The performers at the Petone fair in Lower Hutt had a good time in spite of Karens, and put on more layering after a G-stringed artist caused consternation. Fair’s fair. They were good girls really.
Police decided not to charge protesters targeting some city councillors with online threats, but what do you expect?
They’ve got a wokester police commissioner, and people in public life will get loopy mail.
Opposition justice spokesman Simon Bridges was chirpy taking Andrew Coster to task in Parliament over what he called the commissioner’s wokester attitudes.
He was having fun for once, trying to rile the unflappable commissioner, who isn’t much like his predecessors. He’s young, for one thing, and he’s talking about policing by consent, an approach which Bridges, from the weary old law-and-order party, seemed to find hilarious.
Coster gave a lucid account of what it means.
Basically, the public has to believe in their police, who can’t operate successfully without public co-operation.
As he suggested, we don’t want to end up with the police looking like enemies; that leads straight to the trouble America has with Black Lives Matter.
An Independent Police Conduct Authority inquiry into bullying and related issues in the police, published this week, backed his approach with perfect timing.
It was tempting to see it as an attack on the cult of masculinity, but macho behaviour and bullying aren’t limited to men.
It was also tempting to dwell on the accounts of bad behaviour as its main finding, confirming any prejudice you might have about police culture, until you read it more closely.
All police were asked to fill in a survey and 40 per cent of them did.
Then 40 per cent of those police said they’d personally experienced nastiness in the past year.
That suggests 16 per cent were affected (said my Google search), possibly the same number as would report it in any hierarchy from the schoolyard through to the workplace anywhere, Parliament, and the professions.
Many people in the workplace will experience, at some point, intolerance of questioning or dissent, favouritism and protectionism, marginalisation and ostracism, abuse and intimidation, sexist and racist behaviour, inappropriate office culture, and a lack of empathy and caring.
We probably expect too much of people working at the coalface of horror.

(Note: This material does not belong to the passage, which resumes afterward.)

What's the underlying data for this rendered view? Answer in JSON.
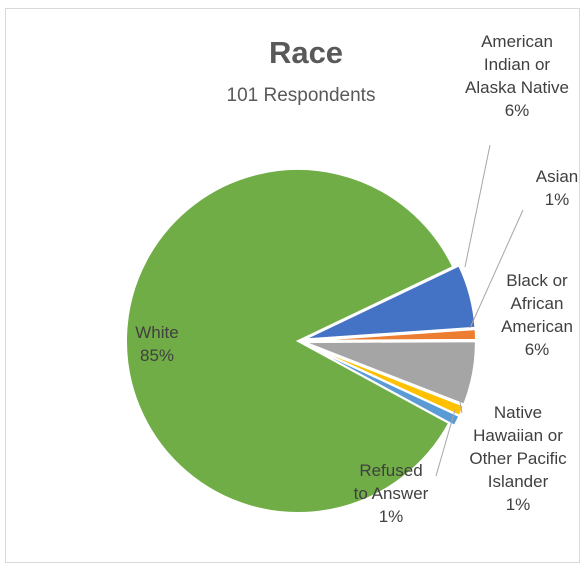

They need to be selfprotective at the time, but afterwards may crumple.
It’s why someone in every office block weeps in the loos.
This unpleasantness makes a pretty sociopathic package, and we’re told sociopaths do well in business and big organisations.

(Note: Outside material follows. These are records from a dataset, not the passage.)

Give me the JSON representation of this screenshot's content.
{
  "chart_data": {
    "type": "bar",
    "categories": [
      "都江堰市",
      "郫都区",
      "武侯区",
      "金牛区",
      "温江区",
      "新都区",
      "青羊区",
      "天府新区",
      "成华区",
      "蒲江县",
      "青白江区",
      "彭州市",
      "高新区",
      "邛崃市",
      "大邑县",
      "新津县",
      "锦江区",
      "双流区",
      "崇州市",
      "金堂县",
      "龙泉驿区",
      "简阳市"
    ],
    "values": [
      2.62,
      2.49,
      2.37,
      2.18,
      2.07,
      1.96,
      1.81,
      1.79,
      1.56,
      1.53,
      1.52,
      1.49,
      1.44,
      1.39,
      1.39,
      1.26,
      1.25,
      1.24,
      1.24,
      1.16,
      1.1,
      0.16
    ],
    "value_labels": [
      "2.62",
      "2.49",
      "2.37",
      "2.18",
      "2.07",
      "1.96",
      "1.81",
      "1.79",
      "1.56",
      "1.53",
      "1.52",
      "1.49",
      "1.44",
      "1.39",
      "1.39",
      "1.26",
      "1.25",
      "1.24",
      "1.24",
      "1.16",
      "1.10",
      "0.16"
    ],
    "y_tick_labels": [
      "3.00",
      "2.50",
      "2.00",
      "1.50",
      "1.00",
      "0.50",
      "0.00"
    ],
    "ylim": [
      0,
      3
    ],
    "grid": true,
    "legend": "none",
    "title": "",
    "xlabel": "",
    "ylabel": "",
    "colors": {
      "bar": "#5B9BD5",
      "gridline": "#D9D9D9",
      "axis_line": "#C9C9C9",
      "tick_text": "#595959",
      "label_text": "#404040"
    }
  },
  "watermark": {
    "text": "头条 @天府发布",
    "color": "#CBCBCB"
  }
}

It’s more concerning in the police, though, because they deal with people in crisis, injured, mentally ill, stoners high on drugs, and gang members for whom machismo is the ideal strut.
No wonder some fail, fall back on jock role plays, or become cynical.
The report found inadequate training in the police for management and appointment and staffing processes. Sometimes police need what’s called a ‘‘direct and demand’’ mentality, much like the military, as in the Christchurch mass killings. But not always, which can be a problem.
We probably expect too much of people working at the coalface of horror. They need to be selfprotective at the time, but afterwards may crumple. Real men don’t cry. Only they do, and possibly they should.